- Born: 14 June 1995 (age 31) United Kingdom
- Education: Home-educated University of Cambridge (BA, MMath, PhD)
- Scientific career
- Fields: Fractional calculus
- Workplaces: Eastern Mediterranean University
- Thesis: Analysis in Fractional Calculus and Asymptotics Related to Zeta Functions (2018)
- Doctoral advisor: Athanassios S. Fokas

= Arran Fernandez =

British mathematician (born 1995)

Arran Fernandez (born June 1995) is a British mathematician, an associate professor at the Eastern Mediterranean University, and a researcher in fractional calculus. After setting various age records for British academic qualifications, starting as a young child, he became Senior Wrangler at Cambridge University at the youngest age ever - 18 years and 6 days. (Note: The previous youngest was probably James Wilkinson in 1939, aged 19 years, 9 months. Up to 1909, the youngest was Peter Guthrie Tait in 1862, aged 20 years, 8 months.)

== Early life and education ==
Starting in 2000 (aged five), Fernandez had several sequences published in the On-Line Encyclopedia of Integer Sequences (OEIS), the number theory database established by Neil Sloane.

Prior to university, Fernandez was educated at home, predominantly by his father, the radical educationalist Neil Fernandez. In 2001, he broke the age record for gaining a General Certificate of Secondary Education (GCSE), the English academic qualification usually taken at age 16, for which he sat the examinations aged five. In 2003, he became the youngest person ever to gain an A* grade at GCSE, also for Mathematics.

In 2001, Fernandez appeared as a "Person of the Week" on Frank Elstner's talk show on German TV. In 2003, he appeared on Terry Wogan's and
Gaby Roslin's The Terry and Gaby Show on British TV, when he beat mathematics populariser Johnny Ball in a live mental arithmetic contest, successfully extracting the fifth roots of several large integers.

Fernandez believes it was his exceptional environment, rather than exceptional nature, that enabled him to achieve his academic successes. "Everything I achieved is because of my education and the opportunities I had. And the big part of my story is that I never went to school. My parents never believed in the official education system." In a 2020 interview with Raidio Teilifis Eireann, he stated his opinion that a large number of people could achieve at the same level if they had the same opportunities as he did, and that those opportunities "would have to start at a very young age", such as at two years old.
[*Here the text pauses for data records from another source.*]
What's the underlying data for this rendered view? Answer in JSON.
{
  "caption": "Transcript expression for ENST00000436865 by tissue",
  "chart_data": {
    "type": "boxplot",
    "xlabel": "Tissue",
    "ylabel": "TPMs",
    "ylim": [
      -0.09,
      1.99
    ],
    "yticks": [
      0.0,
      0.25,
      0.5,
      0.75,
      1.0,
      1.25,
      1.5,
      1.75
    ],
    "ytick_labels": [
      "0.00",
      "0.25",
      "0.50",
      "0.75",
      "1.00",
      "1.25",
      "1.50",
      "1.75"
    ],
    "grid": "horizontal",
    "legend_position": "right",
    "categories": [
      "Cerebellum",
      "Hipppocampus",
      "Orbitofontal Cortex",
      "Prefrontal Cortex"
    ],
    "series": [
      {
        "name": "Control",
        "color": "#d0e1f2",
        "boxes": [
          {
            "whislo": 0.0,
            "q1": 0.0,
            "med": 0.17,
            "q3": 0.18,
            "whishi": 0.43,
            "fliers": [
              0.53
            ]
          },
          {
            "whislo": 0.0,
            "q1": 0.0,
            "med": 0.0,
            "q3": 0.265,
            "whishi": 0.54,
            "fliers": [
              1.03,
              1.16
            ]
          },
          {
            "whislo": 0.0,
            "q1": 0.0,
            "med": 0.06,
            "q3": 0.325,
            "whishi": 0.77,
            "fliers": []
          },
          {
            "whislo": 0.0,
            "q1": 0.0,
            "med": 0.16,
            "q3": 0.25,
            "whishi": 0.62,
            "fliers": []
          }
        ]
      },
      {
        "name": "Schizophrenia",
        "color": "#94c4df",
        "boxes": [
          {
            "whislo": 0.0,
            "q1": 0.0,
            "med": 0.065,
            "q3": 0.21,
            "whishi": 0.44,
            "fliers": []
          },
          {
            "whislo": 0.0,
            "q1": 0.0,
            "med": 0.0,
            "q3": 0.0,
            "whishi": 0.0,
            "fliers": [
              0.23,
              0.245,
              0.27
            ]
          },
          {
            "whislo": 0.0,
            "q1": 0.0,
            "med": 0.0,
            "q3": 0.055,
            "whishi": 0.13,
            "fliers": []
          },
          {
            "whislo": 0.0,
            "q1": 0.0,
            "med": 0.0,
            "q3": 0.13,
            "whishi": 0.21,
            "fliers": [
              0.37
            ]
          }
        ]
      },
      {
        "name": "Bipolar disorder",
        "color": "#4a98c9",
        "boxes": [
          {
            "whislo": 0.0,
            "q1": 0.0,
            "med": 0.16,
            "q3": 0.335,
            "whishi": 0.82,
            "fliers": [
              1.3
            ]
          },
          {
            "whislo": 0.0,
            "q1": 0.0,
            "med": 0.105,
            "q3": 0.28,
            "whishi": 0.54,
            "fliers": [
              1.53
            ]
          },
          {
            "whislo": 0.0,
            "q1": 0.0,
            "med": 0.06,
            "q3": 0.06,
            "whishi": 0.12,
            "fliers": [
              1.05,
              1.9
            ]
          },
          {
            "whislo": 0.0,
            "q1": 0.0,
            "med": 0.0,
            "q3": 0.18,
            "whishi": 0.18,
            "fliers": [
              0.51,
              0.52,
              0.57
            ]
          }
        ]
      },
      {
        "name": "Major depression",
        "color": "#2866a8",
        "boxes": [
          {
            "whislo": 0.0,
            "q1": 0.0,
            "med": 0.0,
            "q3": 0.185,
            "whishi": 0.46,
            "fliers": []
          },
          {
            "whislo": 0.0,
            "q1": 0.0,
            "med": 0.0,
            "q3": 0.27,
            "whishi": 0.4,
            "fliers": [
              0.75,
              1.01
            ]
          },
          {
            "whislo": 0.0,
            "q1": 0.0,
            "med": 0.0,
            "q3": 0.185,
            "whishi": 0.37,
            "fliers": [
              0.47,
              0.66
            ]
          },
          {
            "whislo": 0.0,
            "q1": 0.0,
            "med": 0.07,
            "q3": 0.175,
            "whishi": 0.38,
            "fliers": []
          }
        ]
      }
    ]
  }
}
In October 2010, when Fernandez began studying the Cambridge Mathematical Tripos aged 15 years and 3 months, he was the youngest University of Cambridge undergraduate since William Pitt the Younger in 1773. In June 2013, he became that year's Senior Wrangler.

== Academic career ==
In September 2018, having completed master's and doctoral degrees at the University of Cambridge, Fernandez joined the faculty of the Eastern Mediterranean University in Northern Cyprus as an assistant professor of mathematics, where in 2022 he became an associate professor. He also spent one academic year at Sultan Qaboos University in Oman, also as an associate professor of mathematics.

Since 2017, he has published several articles in peer-reviewed international journals each year. He is also an associate editor in some mathematical journals, including the journal of Fractional Calculus and Applied Analysis.

His main research area is fractional calculus, and much of his research involves connecting this field with other branches of mathematics, such as abstract algebra, analytic number theory, and Clifford analysis. His research accomplishments include applying Mikusiński’s operational calculus to fractional PDEs, expressing the Riemann zeta function in terms of fractional operators applied to elementary functions, and defining fractional Wirtinger derivatives.